Resenha é palavra precária para resumir o fulgor que acompanha alguns livros. Infelizmente, há momentos que as palavras não se mostram suficientes para expressar reflexões, sentimentos, ideias e esperanças – principalmente a esperança de que existe um mundo onde a literatura ocupa um lugar de destaque. Na prática, para aumentar o desassossego do cadáver de Jorge Luis Borges, o paraíso não é uma biblioteca. Também não é uma livraria.

A. J. Fikry, de origem indiana (ou similar), casado com Nicole (Nic) Evans, estava estudando para se tornar PhD em Literatura Americana. Ela também era aluna e o seu PhD era sobre poetisas do século XX. Um dia, em 1999, os dois decidem abandonar a carreira acadêmica e abrir a Island Books, localizada em Alice Island, em Rhode Island. No meio desse mar, ou melhor, no meio de todas essas ilhas, surge o horror: Nic falece em um acidente automobilístico.

O livreiro e sua solidão – poderia ser um bom título para alguma narrativa depressiva, dessas que fazem a alegria dos leitores que preferem transferir a própria tristeza para os personagens dos livros. Não é o caso. Hallellujah! Livros são sinônimos de alegria, mesmo quando contam histórias que terminam mal.

Três fatos desiguais movimentam a narrativa. Um exemplar raro de Tamerlane and other poems, escrito por Edgar Allan Poe, é roubado. Uma criança de dois anos, Maya, é abandonada dentro da Island Books. A livraria recebe a visita de Amelia (Amy) Loman, representante da Pterodactyl Press. O resto é consequência.

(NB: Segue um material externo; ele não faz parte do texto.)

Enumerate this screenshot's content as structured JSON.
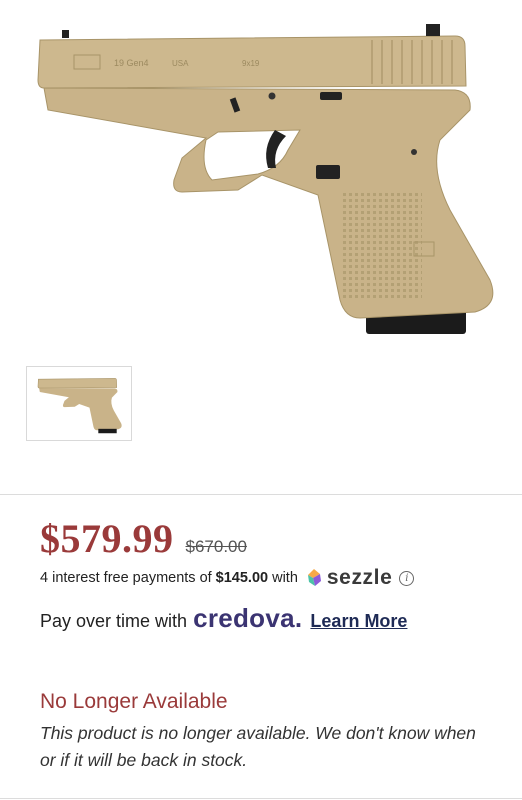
{
  "product": {
    "price": "$579.99",
    "old_price": "$670.00",
    "slide_text": {
      "model": "19 Gen4",
      "origin": "USA",
      "caliber": "9x19"
    }
  },
  "payments": {
    "sezzle_prefix": "4 interest free payments of",
    "sezzle_amount": "$145.00",
    "sezzle_suffix": "with",
    "sezzle_brand": "sezzle",
    "credova_prefix": "Pay over time with",
    "credova_brand": "credova.",
    "learn_more": "Learn More"
  },
  "availability": {
    "title": "No Longer Available",
    "message": "This product is no longer available. We don't know when or if it will be back in stock."
  },
  "colors": {
    "price": "#9a3a3a",
    "credova": "#3b3472",
    "tan": "#cdb88e"
  },
  "icons": [
    "sezzle-logo-icon",
    "info-icon"
  ]
}
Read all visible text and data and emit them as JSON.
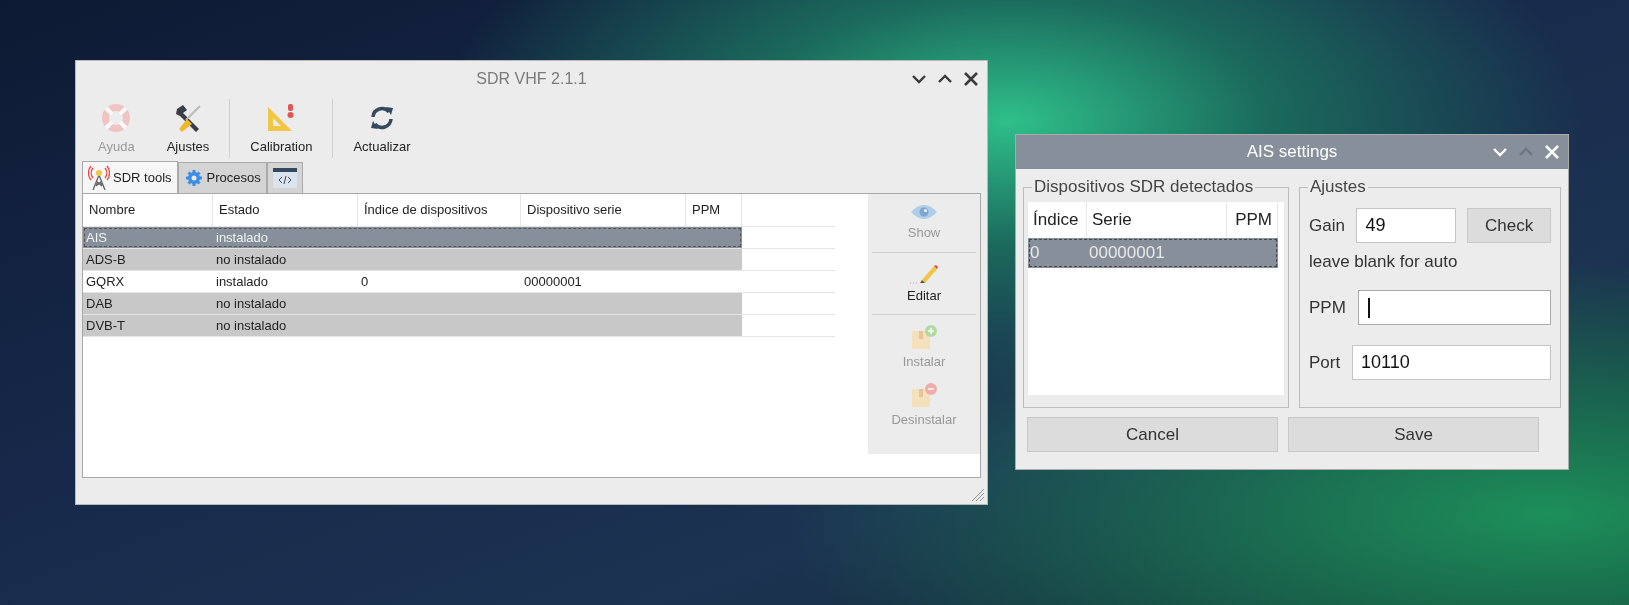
{
  "main_window": {
    "title": "SDR VHF 2.1.1",
    "toolbar": [
      {
        "label": "Ayuda",
        "disabled": true
      },
      {
        "label": "Ajustes",
        "disabled": false
      },
      {
        "label": "Calibration",
        "disabled": false
      },
      {
        "label": "Actualizar",
        "disabled": false
      }
    ],
    "tabs": [
      {
        "label": "SDR tools",
        "selected": true
      },
      {
        "label": "Procesos",
        "selected": false
      },
      {
        "selected": false
      }
    ],
    "table": {
      "columns": [
        "Nombre",
        "Estado",
        "Índice de dispositivos",
        "Dispositivo serie",
        "PPM"
      ],
      "rows": [
        {
          "cells": [
            "AIS",
            "instalado",
            "",
            "",
            ""
          ],
          "selected": true,
          "greyed": true
        },
        {
          "cells": [
            "ADS-B",
            "no instalado",
            "",
            "",
            ""
          ],
          "selected": false,
          "greyed": true
        },
        {
          "cells": [
            "GQRX",
            "instalado",
            "0",
            "00000001",
            ""
          ],
          "selected": false,
          "greyed": false
        },
        {
          "cells": [
            "DAB",
            "no instalado",
            "",
            "",
            ""
          ],
          "selected": false,
          "greyed": true
        },
        {
          "cells": [
            "DVB-T",
            "no instalado",
            "",
            "",
            ""
          ],
          "selected": false,
          "greyed": true
        }
      ]
    },
    "side_actions": [
      {
        "label": "Show",
        "disabled": true
      },
      {
        "label": "Editar",
        "disabled": false
      },
      {
        "label": "Instalar",
        "disabled": true
      },
      {
        "label": "Desinstalar",
        "disabled": true
      }
    ]
  },
  "ais_window": {
    "title": "AIS settings",
    "devices_group": {
      "title": "Dispositivos SDR detectados",
      "columns": [
        "Índice",
        "Serie",
        "PPM"
      ],
      "rows": [
        {
          "cells": [
            "0",
            "00000001",
            ""
          ],
          "selected": true
        }
      ]
    },
    "settings_group": {
      "title": "Ajustes",
      "gain": {
        "label": "Gain",
        "value": "49",
        "button": "Check",
        "hint": "leave blank for auto"
      },
      "ppm": {
        "label": "PPM",
        "focused": true
      },
      "port": {
        "label": "Port",
        "value": "10110"
      }
    },
    "buttons": [
      "Cancel",
      "Save"
    ]
  }
}
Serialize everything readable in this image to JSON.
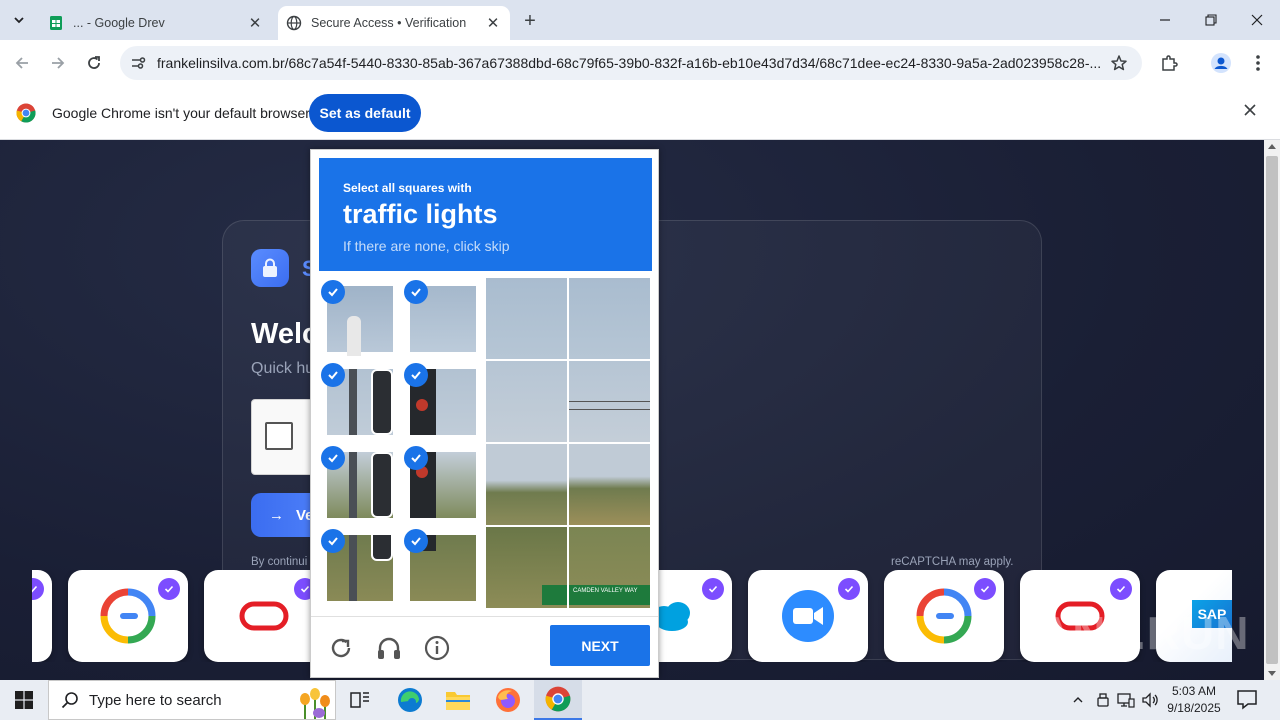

Fikry tem opiniões fortes sobre os livros que vende. Não gosto de pós-modernismo, ambientações pós-apocalípticas, narradores post mortem nem de realismo mágico. Não costumo gostar de artimanhas nos formatos, fontes múltiplas, imagens desnecessárias – basicamente, truques de qualquer tipo. Acho ficção sobre o holocausto ou qualquer outra grande tragédia mundial de mau gosto: apenas não ficção, por favor. Não gosto de mistura de gêneros, tipo romance literário de detetive ou fantasia literária. Literatura é literatura, gênero é gênero, misturar as coisas não costuma dar muito certo. Não gosto de livros infantis, principalmente os com órfãos, e prefiro não entulhar minhas prateleiras com livros juvenis. Não gosto de nada com mais de quatrocentas páginas e menos de cento e cinquenta. Sinto repulsa por romances escritos por ghost-writers para estrelas de reality show, livros de imagens de celebridades, memórias de esportistas, edições pós-filme, livro-brinquedo e, suponho que nem preciso dizer, vampiros. Não costumo estocar lançamentos, chick lit, poesia e traduções. Preferiria não ter que estocar séries, mas minha conta bancária me obriga. Você não precisa me contar da ‘próxima grande série’ até que ela esteja abrigada na lista de best-sellers do New York Times. E, o mais importante, (...), não tolero memórias curtinhas de velhinhos cujas esposinhas morreram de câncer. Não importa quão bem escritas a representante de vendas diga que são. Não importa quantas cópias prometa vender no Dia das Mães.

Apesar desse discurso ranzinza, A. J. Fikry é um personagem simpático. Tanto que adota Maya, evita se envolver com Ismay (irmã de Nicole) e, depois de algumas trapalhadas, consegue conquistar Amelia – dando um rumo mais divertido à sua vida de pai solteiro. Em cada uma dessas etapas emocionais, que vão escorrendo rapidamente pelo tempo, conta com a amizade do escritor Daniel Parish e do policial Lambiase.

Narrado em terceira pessoa, a voz de Finkry aparece em uma das melhores partes do livro. Trechos de seu testamento literário foram editados no início de cada capítulo. É a forma com que ele declara o amor que nutre por Maya e pela literatura.     

A Vida do Livreiro A. J. Fikry é um livro que celebra os livros. Em cada uma de suas páginas há referências sobre escritores, personagens, cenas literárias. Ao leitor cabe desfrutar dessa generosidade metalinguística como se fosse uma conversa entre amigos.